La alergia alimentaria es una reacción inmunitaria adversa mediada por anticuerpos (inmunoglobina E) tras el consumo de un alimento específico.

Una de las más frecuentes alergias alimentarias, y de las más tempranas, es a la leche de vaca. Existe clara diferencia entre alergia e intolerancia a la leche de vaca. La intolerancia es una reacción adversa a determinada sustancia de este alimento, la lactosa, que es un hidrato de carbono, el azúcar de la leche.

Esta intolerancia es ocasionada por mecanismos no inmunitarios (déficit de una enzima), entre los que figuran reacciones tóxicas, metabólicas, farmacológicas, y por tanto no tiene una base alérgica. La alergia a las proteínas de la leche de vaca se presenta como una hipersensibilidad al alimento ocasionada por mecanismos inmunitarios. Desencadenan la respuesta alérgica tres de las veinte proteínas diferentes de la leche de vaca (lactoglobulina beta, caseína y lactalbumina alfa). Los síntomas son los mismos que los originados por las intolerancias alimentarias, lo cual debe considerarse en el diagnóstico diferencial.

Los síntomas de las alergias alimentarias varían según la cantidad de alimento que se ingiere y se absorbe, así como según el tipo de reacción que se presente. Los síntomas gastrointestinales son: diarrea, náuseas o vómitos, con retraso del crecimiento. Los cutáneos son: urticaria, eritemas, picazón. Y los respiratorios: rinitis, asma, tos, edema laríngeo, así como migrañas (dolor de cabeza).

La hipersensibilidad al alimento se presenta cuando el sistema inmunitario reacciona frente a una sustancia que generalmente es inocua, debido a que el organismo erróneamente asume que es dañina.

Estas reacciones son mediadas por inmunoglobina E y se producen en una relación causa – efecto. Suelen presentarse inmediatamente o durante las dos horas siguientes a la exposición al alimento (alergenos). Las proteínas del alimento alergenos) se absorben en el intestino, luego interactúan con el sistema inmunitario o de defensa del organismo y producen una respuesta.

Normalmente el intestino y el sistema inmunitario impiden la absorción de todas las proteínas intactas; cuando esto falla y las proteínas enteras se absorben, ocurre la sensibilización alérgica. Su gravedad varía desde reacciones leves a las más graves.

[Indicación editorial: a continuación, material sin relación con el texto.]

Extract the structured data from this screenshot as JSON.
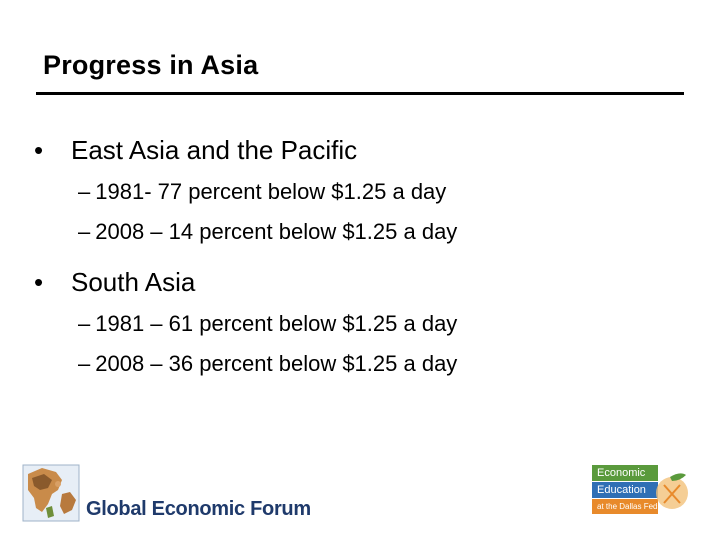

Las personas con predisposición genética a las enfermedades alérgicas tienen mayor probabilidad de desarrollarla. Al parecer la frecuencia de alergia a los alimentos disminuye con la edad. Los lactantes son más proclives que los niños mayores o adultos. Las alergias a la leche de vaca, soja y huevo se consideran las más factibles de resolverse con la edad. Los síntomas clínicos de la alergia alimentaria se intensifican cuando se suman a las alergias a sustancias inhaladas que aumentan con los cambios estacionales o ambientales (estrés, tabaco, frío, pólenes, hongos, etc.).

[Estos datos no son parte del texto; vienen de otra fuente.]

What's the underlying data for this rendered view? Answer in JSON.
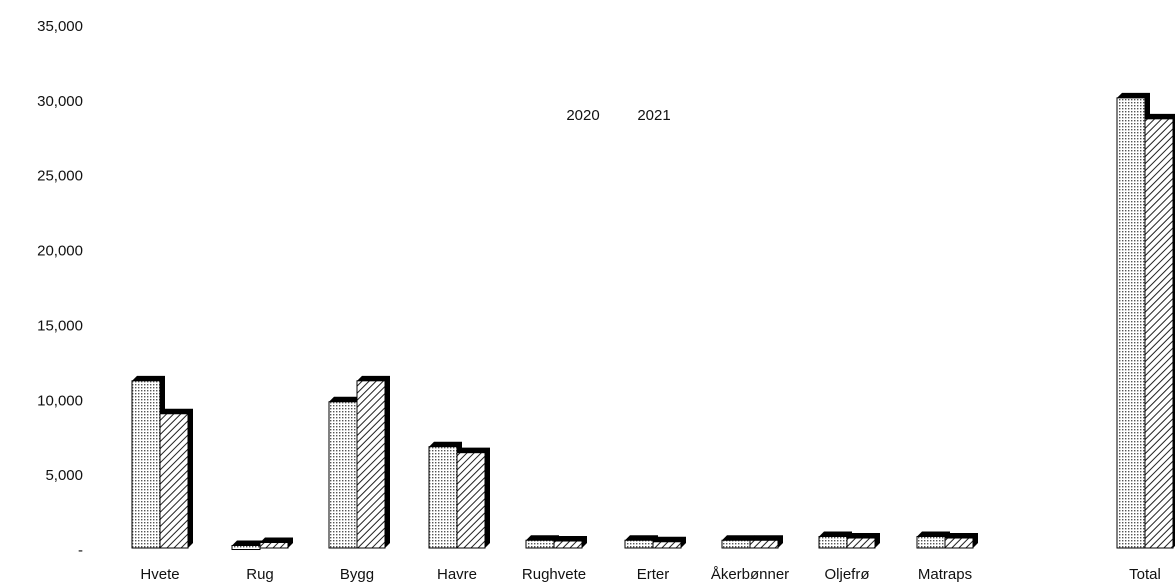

Los alergenos más comunes son los alimentos con alto contenido en proteínas. En los niños, los alergenos identificados con mayor frecuencia son:

  • Clara de huevo
  • Pescado
  • Leche y sus derivados
  • Maníes
  • Soja
  • Trigo

La única manera de diagnosticar la alergia es eliminando el antígeno nocivo. Si eso produce una rápida desaparición de los síntomas, luego se realiza una prueba de provocación que causa el retorno de los mismos. Si persisten los síntomas luego de la omisión del alimento, deberán buscarse otras causas de alergia.